По мере усиления своей «остраненности» от национальной среды растет ощущение «свободного парения» над миром, над всем, «копошащимся» внизу. Глобалисты разрушают все формы сложившейся национальной самоорганизации для того, чтобы на «пустом месте» заново построить свой глобальный порядок. Они покупают свою свободу ценой тотального разложения и потрясения основ, развязывают мировой хаос ради одного им ведомого «порядка».
«Порядок из хаоса», «управление хаосом» — самые модные слова элитарной постмодернистской лексики. Эту опасную диалектику подпольных «организаторов мира» раскрыл Ф. М. Достоевский. «…Для чего было сделано столько убийств, скандалов и мерзостей?.. Для систематического разложения общества и всех начал; для того, чтобы всех обескуражить и изо всего сделать кашу, и расшатавшееся таким образом общество, болезненное и раскисшее, циническое и неверующее, но с бесконечною жаждой какой-нибудь руководящей мысли и самосохранения, — вдруг взять в свои руки…»4
Тотальная дестабилизация — стратегическая постмодернистская игра агентов глобализма, самонадеянно решивших управлять хаосом. Однако наша цивилизация, да и вся наша планета — слишком хрупки для подобных безответственных игр. Тотальная «деконструкция» может так и не завершиться благополучной реконструкцией. Первоначальная решимость «деконструктивистов» объясняется, по-видимому, их расчетами на свободную эмиграцию из опасных мест в более безопасные. Но народам эмигрировать некуда. Да и современный мир потому и заслуживает название глобального, что стал и необычно тесным, и небывало взаимозависимым.
К прискорбным особенностям нашего бытия относится то, что возможности хаоса к глобальному распространению намного превышают соответствующие возможности рационально устроенного порядка. Поэтому защита большинства от безответственных глобальных экспериментов новых мировых элит — насущнейшая задача ближайшего будущего.
Концепт «устойчивого развития», получивший мировой резонанс после Конференции ООН по окружающей среде и развитию (Рио-де-Жанейро, 1992 г.) сегодня обнаруживает неожиданный аспект. Оказалось, что один из главных факторов глобальной неустойчивости связан с возрастающей «дистанцированностыо» центров международных решений от всего того, что называются сегодня «молчаливым большинством».

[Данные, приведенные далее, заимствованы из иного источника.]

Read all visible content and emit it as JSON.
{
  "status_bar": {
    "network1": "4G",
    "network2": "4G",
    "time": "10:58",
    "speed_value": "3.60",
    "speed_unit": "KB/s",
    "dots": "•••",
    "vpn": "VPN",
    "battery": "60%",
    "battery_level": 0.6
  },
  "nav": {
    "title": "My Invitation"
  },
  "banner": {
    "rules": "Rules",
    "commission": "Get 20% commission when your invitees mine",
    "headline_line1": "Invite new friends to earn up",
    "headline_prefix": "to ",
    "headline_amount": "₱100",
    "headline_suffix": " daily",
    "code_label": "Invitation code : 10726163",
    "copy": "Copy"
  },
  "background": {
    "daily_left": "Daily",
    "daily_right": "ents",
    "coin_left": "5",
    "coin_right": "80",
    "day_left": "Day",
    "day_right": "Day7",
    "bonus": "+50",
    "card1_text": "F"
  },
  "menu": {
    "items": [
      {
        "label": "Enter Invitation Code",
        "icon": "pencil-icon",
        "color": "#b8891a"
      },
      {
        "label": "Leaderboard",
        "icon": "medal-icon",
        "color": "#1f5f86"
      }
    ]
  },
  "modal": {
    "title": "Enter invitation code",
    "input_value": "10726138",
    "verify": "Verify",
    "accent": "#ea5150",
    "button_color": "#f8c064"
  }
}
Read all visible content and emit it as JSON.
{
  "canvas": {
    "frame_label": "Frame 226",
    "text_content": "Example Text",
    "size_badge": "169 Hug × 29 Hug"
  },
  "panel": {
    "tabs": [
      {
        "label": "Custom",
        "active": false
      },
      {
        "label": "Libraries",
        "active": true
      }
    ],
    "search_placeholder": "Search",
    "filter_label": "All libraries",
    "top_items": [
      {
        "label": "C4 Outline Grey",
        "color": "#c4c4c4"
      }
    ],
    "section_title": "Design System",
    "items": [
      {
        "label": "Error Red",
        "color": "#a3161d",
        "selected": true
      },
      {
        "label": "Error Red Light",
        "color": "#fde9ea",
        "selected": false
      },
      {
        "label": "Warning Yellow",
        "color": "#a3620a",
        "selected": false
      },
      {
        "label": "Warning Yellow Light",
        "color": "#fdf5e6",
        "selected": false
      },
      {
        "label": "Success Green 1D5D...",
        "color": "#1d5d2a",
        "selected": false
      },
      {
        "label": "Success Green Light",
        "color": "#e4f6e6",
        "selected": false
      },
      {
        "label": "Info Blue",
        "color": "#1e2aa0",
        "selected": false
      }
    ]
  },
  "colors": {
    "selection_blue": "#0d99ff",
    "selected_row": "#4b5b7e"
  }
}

Чем смелее экспериментируют «отстраненные» от туземного большинства, его чаяний и интересов новые международные элиты в различных областях современной жизни, тем выше нестабильность современного мира. Этих «деконструкторов» необходимо урезонить. В одних случаях для этого достаточно помочь новым элитам лучше уяснить их собственные долговременные интересы, в других — противопоставить им организованную в демократических формах волю большинства. Возможные формы того и другого и попытался наметить автор.